La pauvreté est une question sociale importante, car elle nuit aux perspectives de développement des enfants et des adultes. Les gens laissés en marge économiquement ont aussi tendance à être en marge socialement.

Certaines personnes sont ruinées du jour au lendemain, pour cause de dettes, de rupture familiale ou à la suite du décès de leur conjoint. Le manque de qualifications ou les problèmes de santé, physiques ou mentaux, sont aussi des causes fréquentes de pauvreté. C’est surtout l’emploi qui permet d’éviter la pauvreté, et la réinsertion sur le marché du travail devrait être la priorité pour les pouvoirs publics.

L’accès à l’emploi est une chose ; avoir un bon emploi, et le conserver, en est une autre.

En effet, les liens entre la pauvreté et la santé sont bien établis : plus on est pauvre, pire est notre état de santé. Un enfant sur cinq vit dans la pauvreté au Canada. Et si cet enfant vit avec un parent seul, il y a 50 % de risques qu’il vive dans la pauvreté. Nous devons adopter des mesures ciblées parallèlement à une approche universelle.

Cessons au moins de cibler les gens et occupons-nous plutôt des circonstances qui les rendent vulnérables à la pauvreté. La pauvreté est beaucoup trop coûteuse pour tout un chacun d’entre nous.

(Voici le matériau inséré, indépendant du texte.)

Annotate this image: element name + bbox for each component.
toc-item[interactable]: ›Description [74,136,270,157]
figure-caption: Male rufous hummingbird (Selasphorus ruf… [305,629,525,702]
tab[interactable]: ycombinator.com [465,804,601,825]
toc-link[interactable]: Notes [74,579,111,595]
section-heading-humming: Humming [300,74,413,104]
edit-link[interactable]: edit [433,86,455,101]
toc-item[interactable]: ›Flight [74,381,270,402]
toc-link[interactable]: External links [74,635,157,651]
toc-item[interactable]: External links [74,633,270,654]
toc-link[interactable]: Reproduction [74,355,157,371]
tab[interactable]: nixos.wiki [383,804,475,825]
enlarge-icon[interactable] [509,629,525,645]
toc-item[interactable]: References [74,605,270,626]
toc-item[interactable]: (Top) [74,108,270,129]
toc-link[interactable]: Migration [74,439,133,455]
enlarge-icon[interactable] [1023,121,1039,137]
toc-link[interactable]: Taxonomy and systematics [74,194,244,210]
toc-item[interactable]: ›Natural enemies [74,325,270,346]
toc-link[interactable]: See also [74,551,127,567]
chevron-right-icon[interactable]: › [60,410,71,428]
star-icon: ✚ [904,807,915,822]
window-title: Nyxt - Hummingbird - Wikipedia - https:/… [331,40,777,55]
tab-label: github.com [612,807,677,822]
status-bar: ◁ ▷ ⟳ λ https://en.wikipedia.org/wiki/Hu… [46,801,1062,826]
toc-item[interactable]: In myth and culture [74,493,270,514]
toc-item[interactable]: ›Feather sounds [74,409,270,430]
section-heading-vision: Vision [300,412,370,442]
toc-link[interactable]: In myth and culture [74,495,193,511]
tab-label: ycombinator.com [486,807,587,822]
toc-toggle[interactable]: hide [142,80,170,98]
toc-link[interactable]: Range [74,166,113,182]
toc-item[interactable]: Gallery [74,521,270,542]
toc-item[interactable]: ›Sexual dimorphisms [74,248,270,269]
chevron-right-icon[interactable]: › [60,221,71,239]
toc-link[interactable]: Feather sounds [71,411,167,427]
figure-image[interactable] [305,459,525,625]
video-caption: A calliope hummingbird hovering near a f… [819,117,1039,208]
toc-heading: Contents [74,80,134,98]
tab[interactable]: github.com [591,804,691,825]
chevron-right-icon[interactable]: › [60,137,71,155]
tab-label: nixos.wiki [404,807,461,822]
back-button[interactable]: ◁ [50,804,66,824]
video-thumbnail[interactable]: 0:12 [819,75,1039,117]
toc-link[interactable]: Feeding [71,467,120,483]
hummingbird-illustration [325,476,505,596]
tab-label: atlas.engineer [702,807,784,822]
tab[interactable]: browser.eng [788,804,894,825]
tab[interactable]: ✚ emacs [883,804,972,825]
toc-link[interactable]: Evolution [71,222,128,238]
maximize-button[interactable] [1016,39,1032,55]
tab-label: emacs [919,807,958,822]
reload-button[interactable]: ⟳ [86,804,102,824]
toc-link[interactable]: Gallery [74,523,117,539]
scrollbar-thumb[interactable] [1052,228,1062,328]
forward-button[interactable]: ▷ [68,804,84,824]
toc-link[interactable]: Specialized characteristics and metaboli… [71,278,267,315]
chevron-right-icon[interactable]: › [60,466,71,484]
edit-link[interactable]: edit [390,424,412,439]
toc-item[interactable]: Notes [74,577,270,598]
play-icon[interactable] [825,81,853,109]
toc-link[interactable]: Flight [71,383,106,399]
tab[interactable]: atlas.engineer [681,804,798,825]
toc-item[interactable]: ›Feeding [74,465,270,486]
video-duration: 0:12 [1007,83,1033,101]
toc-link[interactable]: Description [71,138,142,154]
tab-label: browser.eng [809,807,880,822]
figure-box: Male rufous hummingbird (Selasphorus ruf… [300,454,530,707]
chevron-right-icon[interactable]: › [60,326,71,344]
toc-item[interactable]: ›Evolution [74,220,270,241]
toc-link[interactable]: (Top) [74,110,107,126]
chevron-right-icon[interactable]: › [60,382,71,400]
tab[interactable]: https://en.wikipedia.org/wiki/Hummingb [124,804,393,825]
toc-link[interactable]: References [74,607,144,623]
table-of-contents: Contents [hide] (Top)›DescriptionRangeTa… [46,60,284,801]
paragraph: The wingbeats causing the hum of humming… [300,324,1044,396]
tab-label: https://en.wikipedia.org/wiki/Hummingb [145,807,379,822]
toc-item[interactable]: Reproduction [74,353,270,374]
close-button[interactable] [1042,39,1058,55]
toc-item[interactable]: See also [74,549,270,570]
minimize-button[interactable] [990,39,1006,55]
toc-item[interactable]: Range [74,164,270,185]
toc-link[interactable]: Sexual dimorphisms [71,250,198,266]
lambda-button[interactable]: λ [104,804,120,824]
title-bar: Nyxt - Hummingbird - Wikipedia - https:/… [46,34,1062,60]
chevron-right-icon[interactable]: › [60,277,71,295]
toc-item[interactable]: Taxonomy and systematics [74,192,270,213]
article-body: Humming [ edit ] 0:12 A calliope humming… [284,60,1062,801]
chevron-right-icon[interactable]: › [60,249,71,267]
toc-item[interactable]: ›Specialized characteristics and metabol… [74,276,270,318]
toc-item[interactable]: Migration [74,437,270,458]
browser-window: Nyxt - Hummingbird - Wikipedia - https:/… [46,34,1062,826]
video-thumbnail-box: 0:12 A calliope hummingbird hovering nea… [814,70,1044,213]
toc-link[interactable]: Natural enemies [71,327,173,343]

Le Canada fait piètre figure au chapitre de la pauvreté des enfants. Selon une étude de l’UNICEF, sur les 23 pays les plus riches, le pays se classe au 18e rang. La réalité, c’est qu’on ne vit pas sur une île déserte sans avoir de considération pour les autres. Il existe quelque chose qui se nomme la société.

La justice sociale n’est pas l’égalité matérielle pour chacun, c’est d’assurer à chaque personne une place sur la ligne de départ. Personne n’a demandé à être pauvre.